Gradual realisation, the whole country was fogged out.... except three mountain peaks in the distance, far too steep to land on. :ooh: The only radar equipped airfield was the one we departed from; well below limits for an instrument approach as there was only a search radar.

At full fuel, the aircraft had 1 hour twenty five minutes endurance, not leaving much holding fuel at the destination.... there was no other airport and no diversion.

So we had a very uncomfortable flight with no viable option but to continue to destination, continually scanning beneath us for a gap in the fog, although it was mainly jungle beneath us. There was no gap. Our track took us fairly close to the coast and we saw that the fog also extended far out to sea. We had no navaids (there WERE actually no ground based navaids) and this was in the days before GPS (or Decca TANS) so we were flying DR only.

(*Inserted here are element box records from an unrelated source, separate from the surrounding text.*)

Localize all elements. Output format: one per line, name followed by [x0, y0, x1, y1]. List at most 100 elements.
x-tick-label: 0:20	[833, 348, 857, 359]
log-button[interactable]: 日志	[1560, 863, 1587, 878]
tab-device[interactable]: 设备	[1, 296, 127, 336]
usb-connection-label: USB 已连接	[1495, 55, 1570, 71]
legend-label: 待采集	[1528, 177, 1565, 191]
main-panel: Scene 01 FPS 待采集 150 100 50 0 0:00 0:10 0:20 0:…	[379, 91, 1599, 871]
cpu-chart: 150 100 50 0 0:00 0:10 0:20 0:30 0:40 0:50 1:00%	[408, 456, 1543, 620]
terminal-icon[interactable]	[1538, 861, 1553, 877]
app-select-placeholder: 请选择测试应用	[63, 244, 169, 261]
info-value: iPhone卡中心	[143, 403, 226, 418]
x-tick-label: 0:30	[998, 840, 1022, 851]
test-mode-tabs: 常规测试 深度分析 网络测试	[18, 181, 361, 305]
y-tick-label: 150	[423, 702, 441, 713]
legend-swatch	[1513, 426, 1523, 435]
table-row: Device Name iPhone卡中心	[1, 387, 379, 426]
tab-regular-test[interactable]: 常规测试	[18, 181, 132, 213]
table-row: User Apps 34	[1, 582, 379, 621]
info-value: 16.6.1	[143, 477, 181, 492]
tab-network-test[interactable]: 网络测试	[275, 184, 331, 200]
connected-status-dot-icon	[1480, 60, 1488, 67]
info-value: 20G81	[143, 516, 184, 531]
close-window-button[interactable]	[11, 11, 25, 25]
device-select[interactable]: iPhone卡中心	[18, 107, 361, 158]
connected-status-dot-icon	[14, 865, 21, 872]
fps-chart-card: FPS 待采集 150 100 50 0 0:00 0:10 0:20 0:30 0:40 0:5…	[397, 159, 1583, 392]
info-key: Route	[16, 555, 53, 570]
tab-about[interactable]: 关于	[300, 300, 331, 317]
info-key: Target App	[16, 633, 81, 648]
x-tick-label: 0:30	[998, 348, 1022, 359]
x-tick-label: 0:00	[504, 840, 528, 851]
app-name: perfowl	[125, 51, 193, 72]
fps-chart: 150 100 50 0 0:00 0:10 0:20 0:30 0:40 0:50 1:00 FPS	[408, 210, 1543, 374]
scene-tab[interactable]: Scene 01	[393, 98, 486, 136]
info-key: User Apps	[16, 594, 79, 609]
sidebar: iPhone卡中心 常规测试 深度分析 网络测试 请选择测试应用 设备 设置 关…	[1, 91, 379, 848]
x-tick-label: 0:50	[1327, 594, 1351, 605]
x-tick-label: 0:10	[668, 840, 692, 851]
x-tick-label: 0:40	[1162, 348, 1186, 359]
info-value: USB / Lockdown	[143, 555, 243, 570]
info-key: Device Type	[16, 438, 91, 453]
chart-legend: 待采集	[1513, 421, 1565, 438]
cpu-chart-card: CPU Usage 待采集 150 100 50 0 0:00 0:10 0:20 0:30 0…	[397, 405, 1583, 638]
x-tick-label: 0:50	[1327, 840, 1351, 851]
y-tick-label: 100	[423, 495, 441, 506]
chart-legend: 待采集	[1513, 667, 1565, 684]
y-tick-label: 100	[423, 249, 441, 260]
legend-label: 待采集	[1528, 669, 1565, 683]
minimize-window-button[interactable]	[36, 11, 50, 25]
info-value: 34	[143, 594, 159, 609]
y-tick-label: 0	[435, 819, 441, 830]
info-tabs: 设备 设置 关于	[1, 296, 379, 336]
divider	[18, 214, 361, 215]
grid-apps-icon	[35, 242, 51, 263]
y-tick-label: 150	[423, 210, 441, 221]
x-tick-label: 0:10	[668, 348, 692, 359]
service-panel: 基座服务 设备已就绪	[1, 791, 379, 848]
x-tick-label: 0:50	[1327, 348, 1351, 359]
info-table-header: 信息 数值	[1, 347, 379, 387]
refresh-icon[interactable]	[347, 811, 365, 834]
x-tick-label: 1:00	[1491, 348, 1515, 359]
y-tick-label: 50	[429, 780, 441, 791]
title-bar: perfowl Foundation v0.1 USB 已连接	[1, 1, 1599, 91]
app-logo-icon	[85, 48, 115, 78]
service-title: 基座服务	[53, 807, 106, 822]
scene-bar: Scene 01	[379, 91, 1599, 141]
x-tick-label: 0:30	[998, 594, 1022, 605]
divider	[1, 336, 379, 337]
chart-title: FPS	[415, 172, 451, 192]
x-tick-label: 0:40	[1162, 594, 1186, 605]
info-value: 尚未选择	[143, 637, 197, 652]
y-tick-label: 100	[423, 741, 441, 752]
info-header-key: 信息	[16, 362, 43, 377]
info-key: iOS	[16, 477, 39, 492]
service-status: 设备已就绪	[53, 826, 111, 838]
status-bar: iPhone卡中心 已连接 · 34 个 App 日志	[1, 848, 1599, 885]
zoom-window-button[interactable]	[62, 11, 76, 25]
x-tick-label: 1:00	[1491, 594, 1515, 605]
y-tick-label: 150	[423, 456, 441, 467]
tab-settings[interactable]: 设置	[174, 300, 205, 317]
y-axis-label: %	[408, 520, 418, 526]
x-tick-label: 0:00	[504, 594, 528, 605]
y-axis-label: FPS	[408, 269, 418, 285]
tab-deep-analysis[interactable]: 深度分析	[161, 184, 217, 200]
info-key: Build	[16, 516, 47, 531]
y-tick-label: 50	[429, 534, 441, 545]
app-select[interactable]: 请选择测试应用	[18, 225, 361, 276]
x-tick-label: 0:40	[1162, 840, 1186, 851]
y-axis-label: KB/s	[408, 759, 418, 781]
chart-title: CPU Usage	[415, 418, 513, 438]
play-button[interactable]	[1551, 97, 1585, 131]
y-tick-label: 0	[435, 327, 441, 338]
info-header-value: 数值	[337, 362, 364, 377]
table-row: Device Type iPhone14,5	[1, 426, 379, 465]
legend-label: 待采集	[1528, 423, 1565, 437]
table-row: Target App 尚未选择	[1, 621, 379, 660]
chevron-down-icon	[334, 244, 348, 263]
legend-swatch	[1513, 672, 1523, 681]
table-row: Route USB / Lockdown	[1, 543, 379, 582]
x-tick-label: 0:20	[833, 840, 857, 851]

HF radio comms were established at the destination and the Army weather check was: "We've got thick FOG down here!" This was somewhat disappointing as the country ended a few miles further south of the destination and the adjoining country was "unfriendly"......the sole reason for our presence in that part of the world. A cross-border landing was out of the question. We were sure that they would have been delighted to receive an unexpected gift of an RAF Support helicopter, even with empty fuel tanks, but as we would rather not have spent the next few days suspended upside down over a vat of Pirhana fish, we decided to forget that option....and carried on.

We were a mile from the destination and becoming "rather concerned" :eek: when a small gap appeared in the fog. Down we went... Highly fortunately for us, at the bottom of the gap we saw an army camp - our destination. Boy were they impressed! Boy, so were we!

Yes, I got a bollocking. Thank goodness we didn't have a serious in-flight emergency such as a fire.

The authorising officer got a bigger bollocking. His "weather report" wasn't exactly wrong - it was just that it came from a manned army rebro staion on the top of the mountain we saw. It WAS clear up there! :hmm:

I learned a few things that morning... :O

The Otter's Pocket
20th Jan 2006, 19:13
Great Post Shy. Tell me was that Belieze?

250hrs clear sky absolutely clear. Set off Corby to Exeter 7am summers day. C150 with 1 VOR an ADF and a lazy AH. Somewhere near Brize I realised I was over the top of 8/8 cloud at 5000ft. Came to a bank of cloud and thought with my IMC that this should be no problem.
Went to instruments in good time. Forgot about the AH. Thought I was flying straight and level, only to find was in a descent, increasing compass heading and sliding into a turn.
Could all of a sudden got very dark, large drafts and rain on the windscreen. Went to full power and tried to climb. Tried to do a 180 with the standby compass and the VSI. The aircraft started to run away with me.
Saw a light patch and went for it. Could just see the green of rolling hills. Dived for the ground like a Stuka, thought that I would be better scud running than in IMC with unreliable instruments and some carb icing.

Ended up flying down a valley at VNE with a farm disappearing above the wing. Took a condor moment, three deep breaths. Steadied all the instruments I thought that I could trust, (every other instr, became a trend style instr) and climbed back into IMC.
Brize were fantastic. Vectored into an airfield (forget the name) and greased it on, yet I couldn't stand when I got out from shaking.
Telephone Brize to thank them. Took off for home 4 hours later, sky was full of towering cumulus, was so shaken that I struggled to get get a decent ROC. When ever I hit turb. I went white.
Refused to fly the a/c again, 2 weeks later the engine on the a/c went tech with a hole in a cylinder and valve, and a sticking valve. Was told by a know it all at Sibson that it was carb ice. F***in T**T. Never flew for the company again and I believe that they were investigated by the CAA. Hateful situation to build hours for a job in a dangerous a/c.